The following data access statement only finds the requested rows from first partition of Tasks table:
SELECT TaskId, TaskName FROM Tasks
WHERE TaskId BETWEEN
10000 AND 20000
The
following DML UPDATE statement updates the specific rows just only exploring
the second table partition:
UPDATE Tasks SET TaskName = 'Task Modified' WHERE
TaskId = 1500000
And the following DML DELETE statement deletes specific rows just only exploring the third table partition:
DELETE Tasks WHERE TaskId IN ( SELECT TaskId FROM Tasks WHERE TaskId BETWEEN 2500000 AND 2500010
The above mentioned queries are just simple example queries to explain how table partitions are worked, the actual queries for Tasks and their related tables are very long and complex by nature.
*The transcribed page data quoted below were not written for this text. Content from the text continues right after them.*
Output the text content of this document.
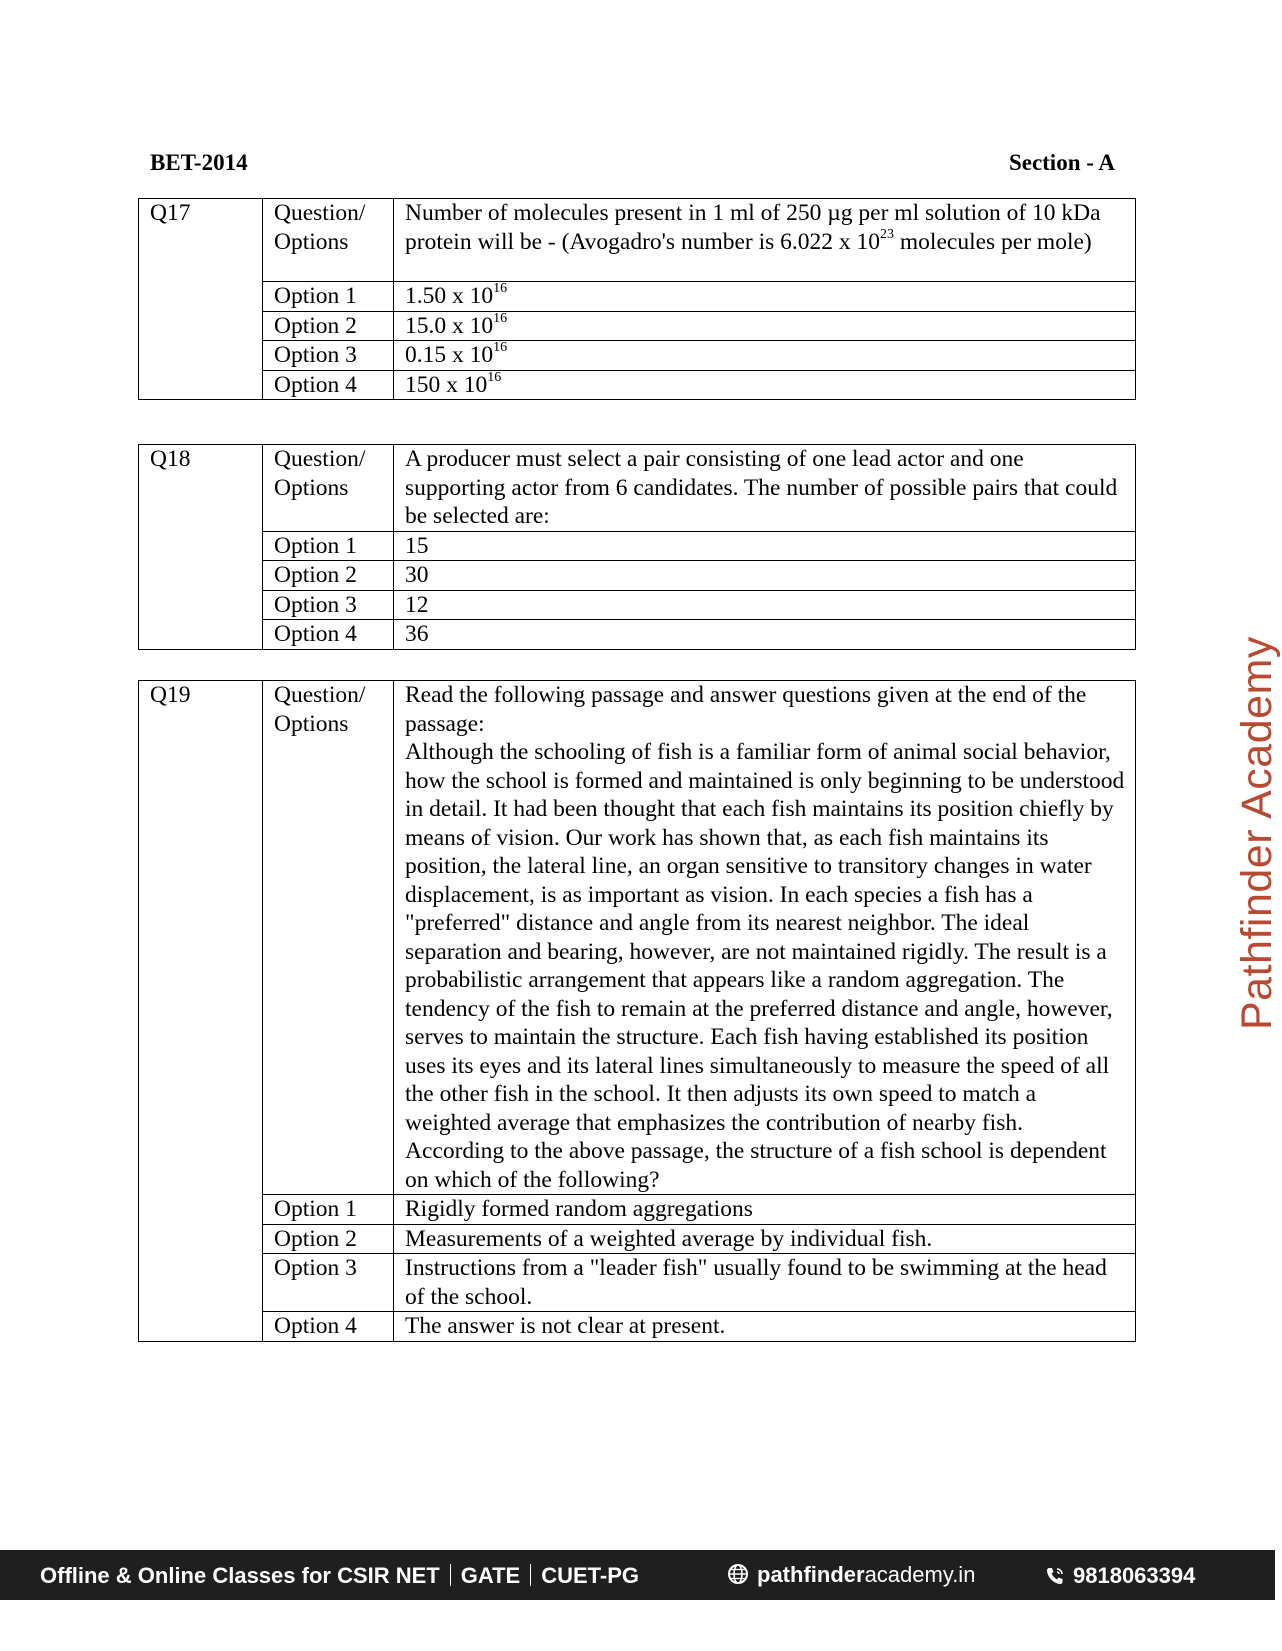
BET-2014	Section - A
Q17	Question/ Options	Number of molecules present in 1 ml of 250 µg per ml solution of 10 kDa protein will be - (Avogadro's number is 6.022 x $10^{23}$ molecules per mole)
	Option 1	1.50 x $10^{16}$
	Option 2	15.0 x $10^{16}$
	Option 3	0.15 x $10^{16}$
	Option 4	150 x $10^{16}$
Q18	Question/ Options	A producer must select a pair consisting of one lead actor and one supporting actor from 6 candidates. The number of possible pairs that could be selected are:
	Option 1	15
	Option 2	30
	Option 3	12
	Option 4	36
Q19	Question/ Options	Read the following passage and answer questions given at the end of the passage:
Although the schooling of fish is a familiar form of animal social behavior, how the school is formed and maintained is only beginning to be understood in detail. It had been thought that each fish maintains its position chiefly by means of vision. Our work has shown that, as each fish maintains its position, the lateral line, an organ sensitive to transitory changes in water displacement, is as important as vision. In each species a fish has a "preferred" distance and angle from its nearest neighbor. The ideal separation and bearing, however, are not maintained rigidly. The result is a probabilistic arrangement that appears like a random aggregation. The tendency of the fish to remain at the preferred distance and angle, however, serves to maintain the structure. Each fish having established its position uses its eyes and its lateral lines simultaneously to measure the speed of all the other fish in the school. It then adjusts its own speed to match a weighted average that emphasizes the contribution of nearby fish.
According to the above passage, the structure of a fish school is dependent on which of the following?

	Option 1	Rigidly formed random aggregations
	Option 2	Measurements of a weighted average by individual fish.
	Option 3	Instructions from a "leader fish" usually found to be swimming at the head of the school.
	Option 4	The answer is not clear at present.
Pathfinder Academy
Offline & Online Classes for CSIR NET GATE CUET-PG	pathfinderacademy.in	9818063394
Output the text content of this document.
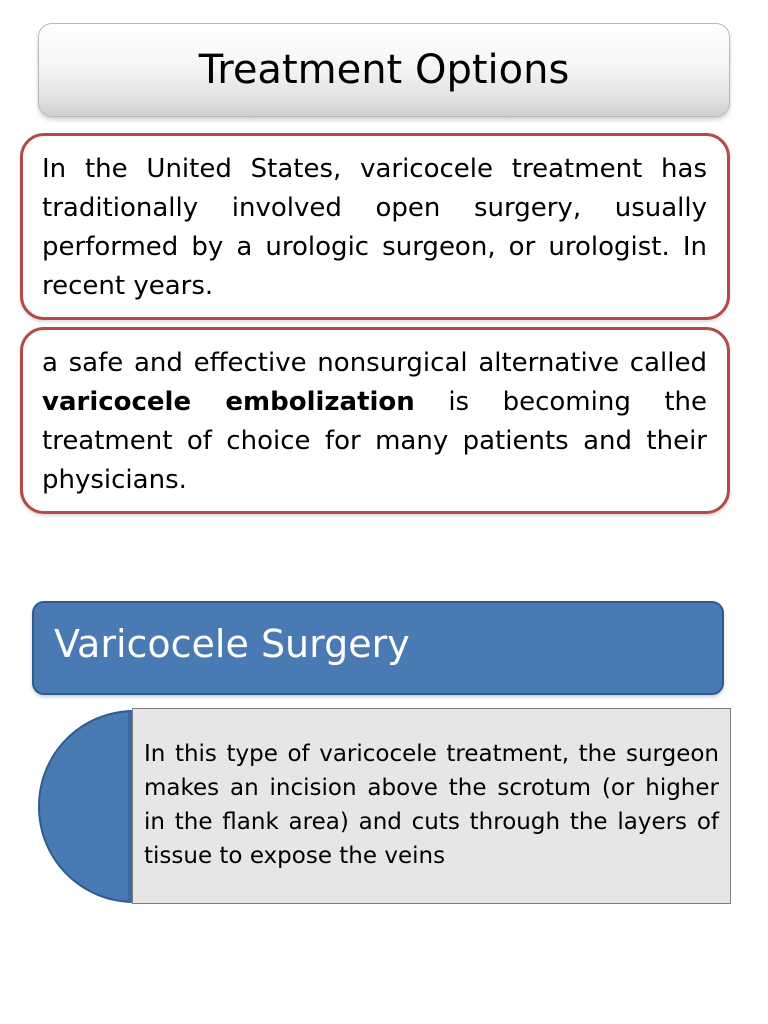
Treatment Options

In the United States, varicocele treatment has traditionally involved open surgery, usually performed by a urologic surgeon, or urologist. In recent years.

a safe and effective nonsurgical alternative called varicocele embolization is becoming the treatment of choice for many patients and their physicians.

Varicocele Surgery

In this type of varicocele treatment, the surgeon makes an incision above the scrotum (or higher in the flank area) and cuts through the layers of tissue to expose the veins
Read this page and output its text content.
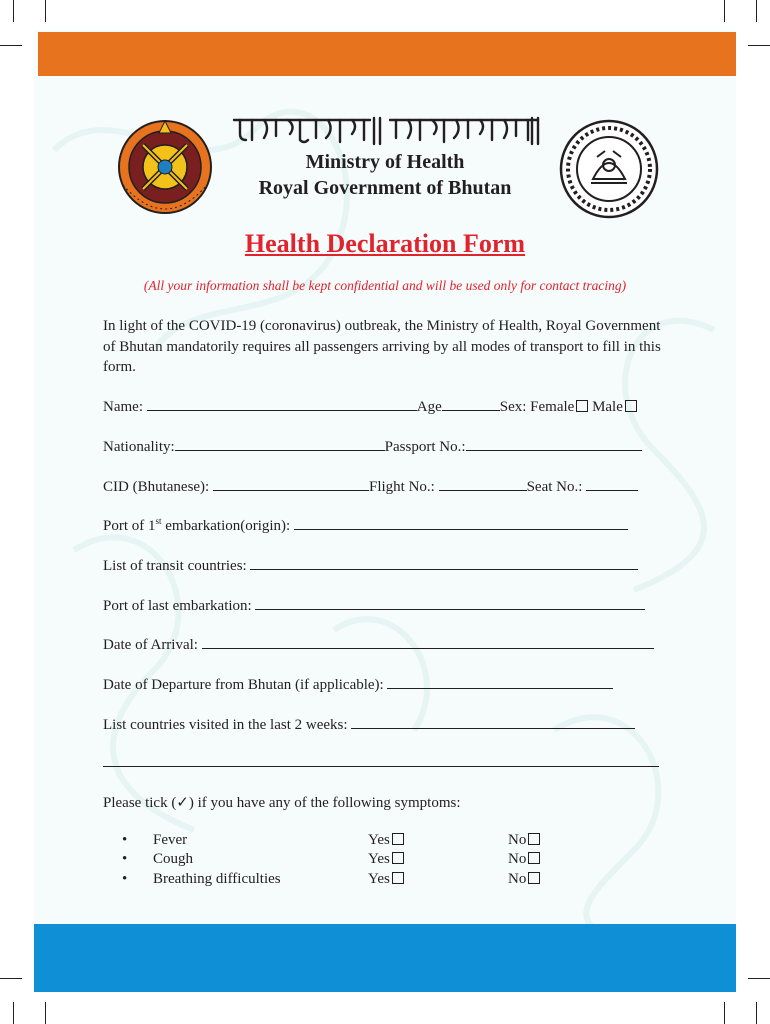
Ministry of Health
Royal Government of Bhutan
Health Declaration Form
(All your information shall be kept confidential and will be used only for contact tracing)
In light of the COVID-19 (coronavirus) outbreak, the Ministry of Health, Royal Government of Bhutan mandatorily requires all passengers arriving by all modes of transport to fill in this form.
Name:	Age	Sex: Female Male
Nationality:	Passport No.:
CID (Bhutanese):	Flight No.:	Seat No.:
Port of 1st embarkation(origin):
List of transit countries:
Port of last embarkation:
Date of Arrival:
Date of Departure from Bhutan (if applicable):
List countries visited in the last 2 weeks:
Please tick (✓) if you have any of the following symptoms:
• Fever	Yes	No
• Cough	Yes	No
• Breathing difficulties	Yes	No
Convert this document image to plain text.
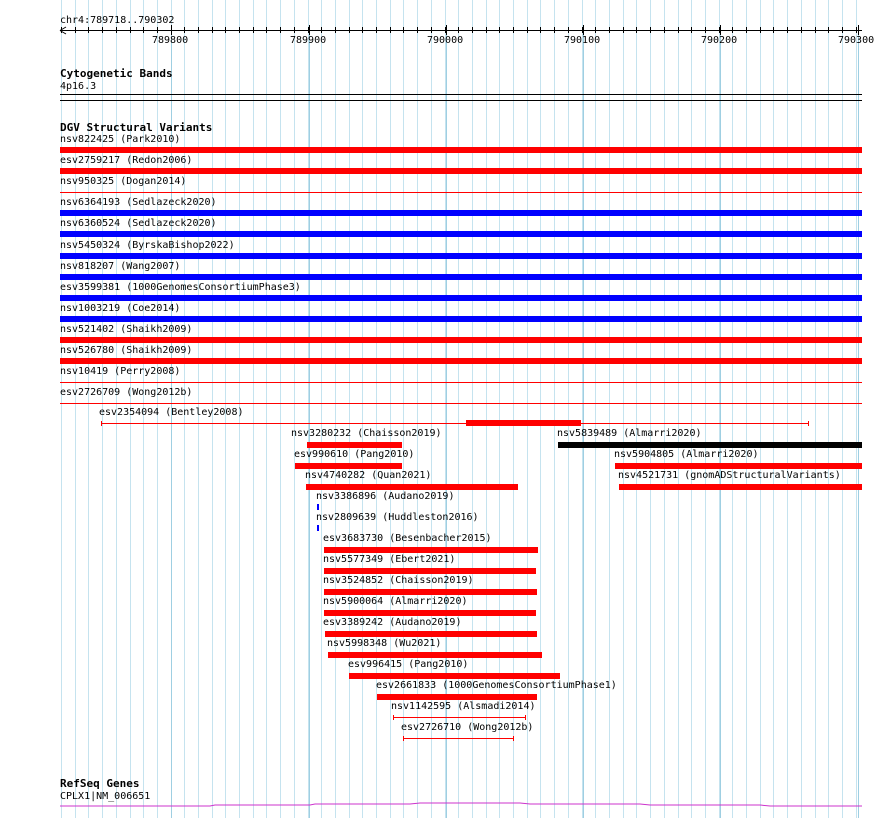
chr4:789718..790302
789800	789900	790000	790100	790200	790300
Cytogenetic Bands
4p16.3
DGV Structural Variants
nsv822425 (Park2010)
esv2759217 (Redon2006)
nsv950325 (Dogan2014)
nsv6364193 (Sedlazeck2020)
nsv6360524 (Sedlazeck2020)
nsv5450324 (ByrskaBishop2022)
nsv818207 (Wang2007)
esv3599381 (1000GenomesConsortiumPhase3)
nsv1003219 (Coe2014)
nsv521402 (Shaikh2009)
nsv526780 (Shaikh2009)
nsv10419 (Perry2008)
esv2726709 (Wong2012b)
esv2354094 (Bentley2008)
nsv3280232 (Chaisson2019)	nsv5839489 (Almarri2020)
esv990610 (Pang2010)	nsv5904805 (Almarri2020)
nsv4740282 (Quan2021)	nsv4521731 (gnomADStructuralVariants)
nsv3386896 (Audano2019)
nsv2809639 (Huddleston2016)
esv3683730 (Besenbacher2015)
nsv5577349 (Ebert2021)
nsv3524852 (Chaisson2019)
nsv5900064 (Almarri2020)
esv3389242 (Audano2019)
nsv5998348 (Wu2021)
esv996415 (Pang2010)
esv2661833 (1000GenomesConsortiumPhase1)
nsv1142595 (Alsmadi2014)
esv2726710 (Wong2012b)
RefSeq Genes
CPLX1|NM_006651
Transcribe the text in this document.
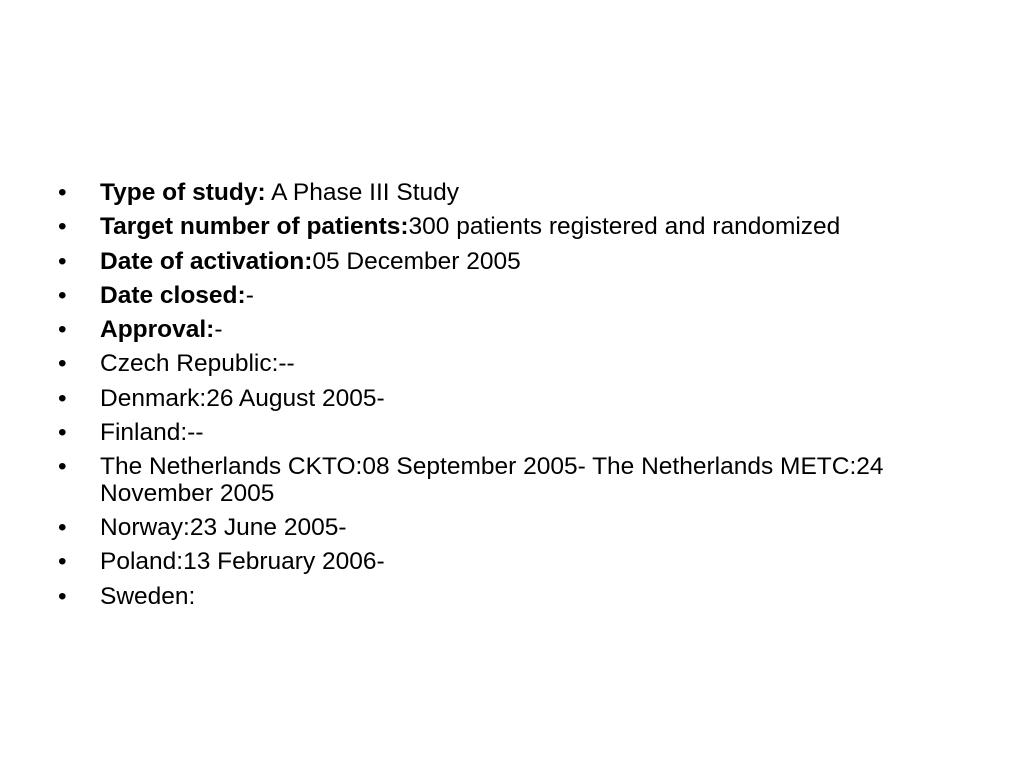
•	Type of study: A Phase III Study
•	Target number of patients:300 patients registered and randomized
•	Date of activation:05 December 2005
•	Date closed:-
•	Approval:-
•	Czech Republic:--
•	Denmark:26 August 2005-
•	Finland:--
•	The Netherlands CKTO:08 September 2005- The Netherlands METC:24 November 2005
•	Norway:23 June 2005-
•	Poland:13 February 2006-
•	Sweden:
The important thing is here why I need to use partitioning feature of SQL Server2005 on Tasks table in our development DB, this table have approximately 10+ million rows and in past (SQL Server2000) we were using data archiving for performance improvements but in this way we were facing some hectic consideration to maintain all independent table partitions and all Tasks related queries. Now using cool partitioning feature SQL Server 2005 internally manage how SQL Server engine search rows using a particular partition instead of whole table.
For further detail please see Microsoft SQL Server Books Online or following Microsoft MSDN link on table/indexes partition:http://msdn2.microsoft.com/en-us/library/ms345146.aspx
Conclusion
Table-based partitioning features in SQL Server 2005 provide flexibility and performance to simplify the creation and maintenance of partitioned tables. Trace the progression of capabilities from logically and manually partitioning tables to the latest partitioning features, and find out why, when, and how to design, implement, and maintain partitioned tables using SQL Server 2005.
SQL Server 2005 offers a way to easily and consistently manage large tables and indexes through partitioning, which allows you to manage subsets of your data outside of the active table. This provides simplified management, increased performance, and abstracted application logic, as the partitioning scheme is entirely transparent to the application.